The Ohio Department of Transportation and the Ohio State Highway Patrol (OSHP) are teaming up again to establish a new distracted driving safety corridor along 12-mile stretch of State Route 161/State Route 37 between New Albany and Granville in central Ohio’s Licking County.
[Above photo by the Ohio DOT]
The first such safety corridor launched by the two agencies in August 2020 significantly reduced distracted driving-related crashes as well as fatalities and injuries resulting from those crashes during the first five months of its existence.
“Distracted driving is happening at an alarming rate throughout Ohio, and all drivers must do their part to reverse this trend,” noted Governor Mike DeWine (R) in a statement.
“Corridors like this one will educate drivers about the dangers of driving distracted and reinforce [the message] that nothing is more important than keeping your hands on the wheel and your eyes and attention on the road,” he added.
Ohio DOT crews are installing signs along the 12-mile stretch of State Route 161/State Route 37 to alert motorists when they enter the corridor that there is “zero tolerance” when it comes to unsafe driving behaviors – with OSHP providing increased enforcement.
From 2018 to 2020, approximately 200 crashes occurred on the SR 161/37 corridor between Beech Road and State Route 16 – nearly a quarter of which resulted in an injury or fatality. According to OSHP, troopers have issued 169 distracted driving citations on that stretch of road since 2020.

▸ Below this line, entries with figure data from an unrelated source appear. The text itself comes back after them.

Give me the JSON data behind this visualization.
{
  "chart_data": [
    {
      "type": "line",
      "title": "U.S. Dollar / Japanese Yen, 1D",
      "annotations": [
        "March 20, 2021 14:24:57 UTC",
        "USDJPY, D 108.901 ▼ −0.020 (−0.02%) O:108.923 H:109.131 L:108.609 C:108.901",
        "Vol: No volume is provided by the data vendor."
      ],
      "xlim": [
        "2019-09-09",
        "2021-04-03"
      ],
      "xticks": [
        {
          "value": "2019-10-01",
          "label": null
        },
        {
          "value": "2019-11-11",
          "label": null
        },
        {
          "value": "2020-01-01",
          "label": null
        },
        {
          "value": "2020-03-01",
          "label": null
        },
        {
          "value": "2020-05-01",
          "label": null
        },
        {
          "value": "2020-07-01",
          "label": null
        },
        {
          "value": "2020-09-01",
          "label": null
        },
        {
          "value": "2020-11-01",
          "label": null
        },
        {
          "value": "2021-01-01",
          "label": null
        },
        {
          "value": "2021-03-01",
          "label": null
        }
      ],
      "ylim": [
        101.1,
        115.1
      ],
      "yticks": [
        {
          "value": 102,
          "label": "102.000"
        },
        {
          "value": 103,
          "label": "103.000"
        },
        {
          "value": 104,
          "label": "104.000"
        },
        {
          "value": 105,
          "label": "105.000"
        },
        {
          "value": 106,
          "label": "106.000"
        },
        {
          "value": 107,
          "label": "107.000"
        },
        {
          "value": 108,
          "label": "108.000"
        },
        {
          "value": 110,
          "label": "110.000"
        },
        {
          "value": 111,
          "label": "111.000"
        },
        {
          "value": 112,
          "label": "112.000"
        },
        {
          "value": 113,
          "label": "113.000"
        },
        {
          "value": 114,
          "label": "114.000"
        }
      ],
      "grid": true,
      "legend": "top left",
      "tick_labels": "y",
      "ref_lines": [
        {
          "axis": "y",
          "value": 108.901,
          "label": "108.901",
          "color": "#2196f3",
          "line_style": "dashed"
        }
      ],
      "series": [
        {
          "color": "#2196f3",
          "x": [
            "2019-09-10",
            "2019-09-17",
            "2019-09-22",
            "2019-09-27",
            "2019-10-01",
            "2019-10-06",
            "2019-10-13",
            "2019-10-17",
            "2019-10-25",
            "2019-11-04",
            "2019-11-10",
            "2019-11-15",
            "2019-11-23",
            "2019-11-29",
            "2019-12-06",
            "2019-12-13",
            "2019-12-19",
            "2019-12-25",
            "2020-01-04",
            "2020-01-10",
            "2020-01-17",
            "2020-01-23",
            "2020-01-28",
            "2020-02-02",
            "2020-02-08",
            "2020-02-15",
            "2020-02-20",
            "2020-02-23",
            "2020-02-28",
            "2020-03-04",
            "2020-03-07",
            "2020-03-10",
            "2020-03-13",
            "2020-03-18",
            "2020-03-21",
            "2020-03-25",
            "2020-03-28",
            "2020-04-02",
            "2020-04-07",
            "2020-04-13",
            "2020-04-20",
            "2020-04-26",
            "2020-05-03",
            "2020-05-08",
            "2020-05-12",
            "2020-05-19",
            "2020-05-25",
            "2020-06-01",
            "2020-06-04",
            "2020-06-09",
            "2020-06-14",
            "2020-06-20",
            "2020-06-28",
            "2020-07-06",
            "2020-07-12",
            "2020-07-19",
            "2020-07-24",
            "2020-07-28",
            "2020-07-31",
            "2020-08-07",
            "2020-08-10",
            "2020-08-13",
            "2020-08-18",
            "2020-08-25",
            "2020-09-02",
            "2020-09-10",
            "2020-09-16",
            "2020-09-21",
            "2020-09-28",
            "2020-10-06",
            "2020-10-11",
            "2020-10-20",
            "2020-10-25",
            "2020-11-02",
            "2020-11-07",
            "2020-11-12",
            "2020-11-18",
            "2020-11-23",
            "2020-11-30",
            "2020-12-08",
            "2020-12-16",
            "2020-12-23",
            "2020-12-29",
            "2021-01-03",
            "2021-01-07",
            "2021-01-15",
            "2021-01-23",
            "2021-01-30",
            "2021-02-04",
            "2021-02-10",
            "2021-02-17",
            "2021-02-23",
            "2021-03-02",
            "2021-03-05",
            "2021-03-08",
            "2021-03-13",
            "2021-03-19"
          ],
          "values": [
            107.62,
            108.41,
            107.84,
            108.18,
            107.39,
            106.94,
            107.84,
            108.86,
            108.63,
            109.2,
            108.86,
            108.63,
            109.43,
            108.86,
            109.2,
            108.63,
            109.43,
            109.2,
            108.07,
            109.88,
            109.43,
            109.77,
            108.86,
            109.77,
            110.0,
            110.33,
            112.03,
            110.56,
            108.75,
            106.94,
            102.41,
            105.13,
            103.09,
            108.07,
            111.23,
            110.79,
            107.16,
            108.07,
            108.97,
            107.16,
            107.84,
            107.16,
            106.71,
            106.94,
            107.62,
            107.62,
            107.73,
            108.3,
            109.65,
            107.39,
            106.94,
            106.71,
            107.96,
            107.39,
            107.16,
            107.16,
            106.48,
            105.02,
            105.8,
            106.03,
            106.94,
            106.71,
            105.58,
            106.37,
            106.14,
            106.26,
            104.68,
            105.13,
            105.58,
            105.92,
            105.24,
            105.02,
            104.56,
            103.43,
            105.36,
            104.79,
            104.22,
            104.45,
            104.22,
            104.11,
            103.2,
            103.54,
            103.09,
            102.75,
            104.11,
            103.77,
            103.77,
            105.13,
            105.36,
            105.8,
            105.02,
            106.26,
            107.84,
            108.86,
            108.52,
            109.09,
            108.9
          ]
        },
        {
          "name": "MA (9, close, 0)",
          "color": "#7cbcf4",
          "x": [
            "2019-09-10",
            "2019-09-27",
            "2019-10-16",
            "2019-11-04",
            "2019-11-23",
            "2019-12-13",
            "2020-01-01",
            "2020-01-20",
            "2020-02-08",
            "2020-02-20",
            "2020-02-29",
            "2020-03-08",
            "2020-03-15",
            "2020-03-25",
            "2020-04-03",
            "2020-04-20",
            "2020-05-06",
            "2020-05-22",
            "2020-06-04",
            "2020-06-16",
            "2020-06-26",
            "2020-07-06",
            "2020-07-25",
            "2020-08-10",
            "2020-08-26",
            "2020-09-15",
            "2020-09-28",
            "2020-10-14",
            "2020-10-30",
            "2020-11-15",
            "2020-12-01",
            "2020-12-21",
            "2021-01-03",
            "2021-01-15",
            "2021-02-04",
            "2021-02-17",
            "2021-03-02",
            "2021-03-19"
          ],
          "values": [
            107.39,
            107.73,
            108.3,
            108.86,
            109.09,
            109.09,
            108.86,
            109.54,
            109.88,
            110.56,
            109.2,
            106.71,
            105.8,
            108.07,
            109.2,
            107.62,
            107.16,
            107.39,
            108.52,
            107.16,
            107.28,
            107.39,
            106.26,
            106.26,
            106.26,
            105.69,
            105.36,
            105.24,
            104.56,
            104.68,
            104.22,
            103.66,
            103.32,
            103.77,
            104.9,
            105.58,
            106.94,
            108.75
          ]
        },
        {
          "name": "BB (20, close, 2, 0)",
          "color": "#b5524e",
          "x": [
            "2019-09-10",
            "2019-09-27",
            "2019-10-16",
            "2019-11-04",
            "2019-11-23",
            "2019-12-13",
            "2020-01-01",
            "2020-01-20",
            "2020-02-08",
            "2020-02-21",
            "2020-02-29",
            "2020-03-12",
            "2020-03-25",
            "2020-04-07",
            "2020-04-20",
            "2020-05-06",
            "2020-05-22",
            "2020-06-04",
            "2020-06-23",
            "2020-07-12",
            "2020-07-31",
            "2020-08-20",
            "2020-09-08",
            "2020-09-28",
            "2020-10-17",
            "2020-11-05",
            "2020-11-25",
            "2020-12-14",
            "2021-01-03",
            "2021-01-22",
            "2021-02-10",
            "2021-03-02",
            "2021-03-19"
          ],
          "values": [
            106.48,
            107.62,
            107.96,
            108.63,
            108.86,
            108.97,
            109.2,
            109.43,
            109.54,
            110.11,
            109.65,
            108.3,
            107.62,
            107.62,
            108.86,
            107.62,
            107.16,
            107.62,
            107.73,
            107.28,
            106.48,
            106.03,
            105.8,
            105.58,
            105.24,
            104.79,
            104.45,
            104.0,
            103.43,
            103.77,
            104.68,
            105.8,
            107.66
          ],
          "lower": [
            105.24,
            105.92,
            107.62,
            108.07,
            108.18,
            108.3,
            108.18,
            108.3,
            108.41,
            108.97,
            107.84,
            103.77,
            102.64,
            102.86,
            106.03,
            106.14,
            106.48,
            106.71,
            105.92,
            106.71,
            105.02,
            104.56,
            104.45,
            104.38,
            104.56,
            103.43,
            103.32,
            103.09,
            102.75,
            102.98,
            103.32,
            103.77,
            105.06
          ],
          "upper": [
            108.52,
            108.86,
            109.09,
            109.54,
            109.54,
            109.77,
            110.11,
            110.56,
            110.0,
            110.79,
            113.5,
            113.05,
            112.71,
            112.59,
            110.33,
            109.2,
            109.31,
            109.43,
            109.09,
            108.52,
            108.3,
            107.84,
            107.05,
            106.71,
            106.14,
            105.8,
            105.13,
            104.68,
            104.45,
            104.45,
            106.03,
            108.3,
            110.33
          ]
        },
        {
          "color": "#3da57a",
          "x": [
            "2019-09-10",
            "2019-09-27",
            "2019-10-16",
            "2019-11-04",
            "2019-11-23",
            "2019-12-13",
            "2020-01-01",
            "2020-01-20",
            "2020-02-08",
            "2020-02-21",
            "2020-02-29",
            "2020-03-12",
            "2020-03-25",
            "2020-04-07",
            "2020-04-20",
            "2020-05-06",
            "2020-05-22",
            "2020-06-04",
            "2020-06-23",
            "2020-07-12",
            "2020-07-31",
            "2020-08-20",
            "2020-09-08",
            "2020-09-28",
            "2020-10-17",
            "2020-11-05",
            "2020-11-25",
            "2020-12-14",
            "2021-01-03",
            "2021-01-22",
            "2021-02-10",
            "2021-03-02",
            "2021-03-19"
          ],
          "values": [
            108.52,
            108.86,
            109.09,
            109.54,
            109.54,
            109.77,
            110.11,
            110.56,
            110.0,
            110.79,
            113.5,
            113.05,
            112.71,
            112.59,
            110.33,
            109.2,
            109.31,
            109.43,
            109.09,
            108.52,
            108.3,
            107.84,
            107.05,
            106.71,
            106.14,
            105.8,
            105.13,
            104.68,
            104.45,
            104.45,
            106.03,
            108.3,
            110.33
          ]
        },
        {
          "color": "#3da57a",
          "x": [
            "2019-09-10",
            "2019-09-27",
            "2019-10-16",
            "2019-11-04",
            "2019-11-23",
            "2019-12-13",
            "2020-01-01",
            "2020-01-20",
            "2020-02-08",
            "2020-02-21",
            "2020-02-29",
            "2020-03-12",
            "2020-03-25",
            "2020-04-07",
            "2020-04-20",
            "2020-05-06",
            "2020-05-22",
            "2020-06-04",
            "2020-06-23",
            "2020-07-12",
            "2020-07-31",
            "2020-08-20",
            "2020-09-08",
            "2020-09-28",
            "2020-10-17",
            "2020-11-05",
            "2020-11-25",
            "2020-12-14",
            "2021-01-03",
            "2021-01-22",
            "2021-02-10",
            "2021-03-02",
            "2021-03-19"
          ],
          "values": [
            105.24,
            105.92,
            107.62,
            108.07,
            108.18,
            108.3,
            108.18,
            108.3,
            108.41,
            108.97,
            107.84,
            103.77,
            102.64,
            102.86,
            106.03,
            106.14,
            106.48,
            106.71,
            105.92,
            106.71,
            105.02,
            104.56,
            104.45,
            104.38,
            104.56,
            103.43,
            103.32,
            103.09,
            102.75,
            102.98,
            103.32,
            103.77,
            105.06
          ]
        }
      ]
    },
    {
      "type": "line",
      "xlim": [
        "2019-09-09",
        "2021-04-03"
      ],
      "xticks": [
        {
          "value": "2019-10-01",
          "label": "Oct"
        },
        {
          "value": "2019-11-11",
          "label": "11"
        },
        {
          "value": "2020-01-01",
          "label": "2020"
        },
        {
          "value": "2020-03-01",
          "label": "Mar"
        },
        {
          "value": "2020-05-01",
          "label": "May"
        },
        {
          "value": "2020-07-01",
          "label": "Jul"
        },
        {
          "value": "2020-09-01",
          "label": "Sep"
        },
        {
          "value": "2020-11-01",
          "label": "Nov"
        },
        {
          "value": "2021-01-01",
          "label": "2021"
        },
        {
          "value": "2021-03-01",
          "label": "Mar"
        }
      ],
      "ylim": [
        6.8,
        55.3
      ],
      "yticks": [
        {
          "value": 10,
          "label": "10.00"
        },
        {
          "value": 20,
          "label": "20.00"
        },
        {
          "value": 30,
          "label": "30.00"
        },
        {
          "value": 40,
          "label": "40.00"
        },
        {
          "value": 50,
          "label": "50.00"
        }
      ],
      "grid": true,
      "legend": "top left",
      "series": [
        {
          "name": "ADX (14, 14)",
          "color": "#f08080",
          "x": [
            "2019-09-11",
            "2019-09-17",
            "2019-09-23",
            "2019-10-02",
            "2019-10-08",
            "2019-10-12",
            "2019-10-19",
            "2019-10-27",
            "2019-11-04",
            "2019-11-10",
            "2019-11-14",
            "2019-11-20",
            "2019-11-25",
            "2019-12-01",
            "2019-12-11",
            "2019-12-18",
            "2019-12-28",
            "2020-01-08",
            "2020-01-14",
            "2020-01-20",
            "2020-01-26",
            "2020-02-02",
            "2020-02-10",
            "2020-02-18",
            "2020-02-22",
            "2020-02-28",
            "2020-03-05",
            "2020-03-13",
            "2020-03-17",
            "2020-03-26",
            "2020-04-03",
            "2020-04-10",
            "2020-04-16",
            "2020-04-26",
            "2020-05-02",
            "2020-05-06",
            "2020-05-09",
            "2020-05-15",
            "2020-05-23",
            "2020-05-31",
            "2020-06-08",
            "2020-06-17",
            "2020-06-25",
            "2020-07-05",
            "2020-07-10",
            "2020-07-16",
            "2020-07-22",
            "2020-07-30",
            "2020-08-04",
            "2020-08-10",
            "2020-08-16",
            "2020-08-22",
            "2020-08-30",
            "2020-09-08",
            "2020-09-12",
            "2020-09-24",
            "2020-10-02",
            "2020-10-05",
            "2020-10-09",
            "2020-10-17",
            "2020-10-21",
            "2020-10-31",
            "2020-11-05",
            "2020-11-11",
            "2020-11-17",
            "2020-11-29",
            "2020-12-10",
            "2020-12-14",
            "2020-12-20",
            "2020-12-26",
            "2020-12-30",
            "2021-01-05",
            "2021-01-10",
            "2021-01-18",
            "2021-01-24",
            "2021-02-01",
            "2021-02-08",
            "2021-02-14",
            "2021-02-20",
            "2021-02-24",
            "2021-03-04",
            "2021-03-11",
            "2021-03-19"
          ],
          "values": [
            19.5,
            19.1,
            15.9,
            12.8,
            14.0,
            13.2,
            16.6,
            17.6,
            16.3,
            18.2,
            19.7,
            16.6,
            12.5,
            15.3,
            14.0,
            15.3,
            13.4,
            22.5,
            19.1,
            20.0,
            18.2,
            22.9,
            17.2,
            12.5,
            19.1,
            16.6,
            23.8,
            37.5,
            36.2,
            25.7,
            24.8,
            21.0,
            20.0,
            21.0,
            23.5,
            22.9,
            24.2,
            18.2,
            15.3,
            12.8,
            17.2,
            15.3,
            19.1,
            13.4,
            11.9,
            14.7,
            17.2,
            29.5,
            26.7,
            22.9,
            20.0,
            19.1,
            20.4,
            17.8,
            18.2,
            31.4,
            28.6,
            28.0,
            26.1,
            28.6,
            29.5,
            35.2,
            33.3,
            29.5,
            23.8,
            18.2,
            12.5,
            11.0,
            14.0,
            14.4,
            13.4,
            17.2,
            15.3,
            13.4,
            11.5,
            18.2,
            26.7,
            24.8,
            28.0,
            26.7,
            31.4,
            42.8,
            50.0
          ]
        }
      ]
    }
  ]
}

“We’ve seen great success building awareness through the use of distracted driving safety corridors in other areas of the state,” noted Jason Sturgeon, deputy director for Ohio DOT’s District 5. “In less than a year, the safety corridor on U.S. 33 in Fairfield County saw a dramatic decrease in crashes and fatalities, prompting a decision to relocate the corridor to Licking County.”
Distracted driving is an increasing problem on U.S. roadways, with crashes involving a distracted driver killing 3,142 people in 2019 – the latest year for which data is available – which is up nearly 10 percent from 2018.
While every state currently has restrictions in place to address distracted driving, those laws vary in scope and rigor. Some states – including Ohio, Michigan and Utah – are considering legislation in 2021 to enhance their distracted driving laws.
Recently, the AAA, Advocates for Highway and Auto Safety, the Governors Highway Safety Association, the Insurance Institute for Highway Safety, and the National Safety Council recently unveiled a collaborative “checklist” that can serve as a roadmap for communities that are establishing or expanding automated enforcement programs.
“Research by IIHS and others has shown consistently that automated enforcement curbs dangerous driving behaviors and reduces crashes,” noted IIHS President David Harkey. “We hope this document developed with our highway safety partners will help communities take full advantage of this tool.”